Victim cries to govt over replacement of eye

Benjamin Kabutey

Benjamin Kabutey

Benjamin Kabutey has appealed to government to bear the cost of surgery of the replacement of his eye, as recommended by a committee of enquiry, set up to investigate an incident, during which, he lost his eye.

The victim lost one eye during a clash between commercial drivers and the police in 2008, at Ashaiman, in the Greater Accra Region, but government has failed to abide by the committee’s recommendation.

Mr.  Kabutey on Tuesday June 3, 2008,   had gone to the Ashaiman lorry station to board a vehicle to a construction site at Weija, Accra, where he worked as a labourer, only to be hit in the right eye by a stray bullet, and was currently wearing a temporary eye that he paid for in 2012,

Two persons, an 11-year-old boy, and a 24-year-old driver, also lost their lives in the accident, during which the gun of a policeman went off.

A confrontation between the drivers at the station and police stemmed from the arrest of some drivers for violating traffic regulations, which was fueled by an allegation that one of them had died in police custody as a result of harassment.

Kabutey in an interview with the Ghanaian Times said that letters sent to the Attorney-General’s Office and Ministry for the Interior, to claim his entitlement, have not yielded positive results.

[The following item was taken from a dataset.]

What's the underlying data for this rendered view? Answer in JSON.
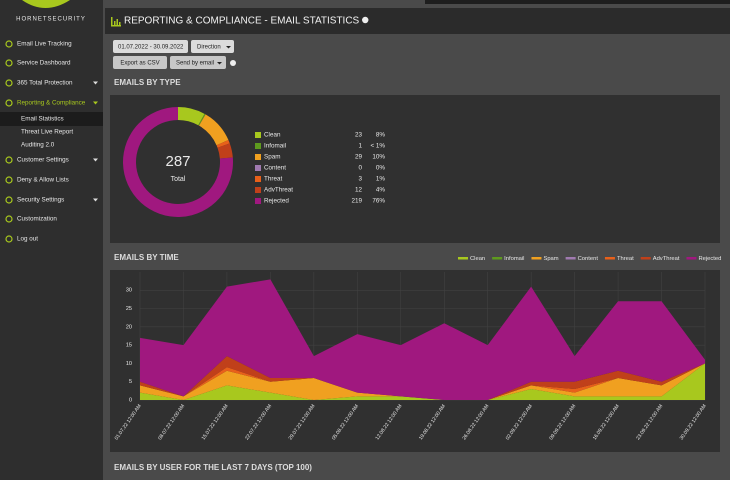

The committee of enquiry formed after a nationwide outcry, chaired by Mr. Justice Clemence Jackson Honyenuga, a Court of Appeal Judge,  recommended that  Mr. Kabutey  be paid GH¢415.00 for his initial medical expenses.

Aside paying for the surgery for the fitting of an artificial eye, government was to pay him GH¢3, 000 since he was maimed for life, but he has not received any of these entitlements.

On December 21, 2009, he wrote to the Ministry of Justice, and received a reply dated January 19, 2010, signed by Mrs. Amma A. Gaisie, Solicitor–General for the ministry, stating that his request had been referred to the Ministry of the Interior for the necessary action to be taken.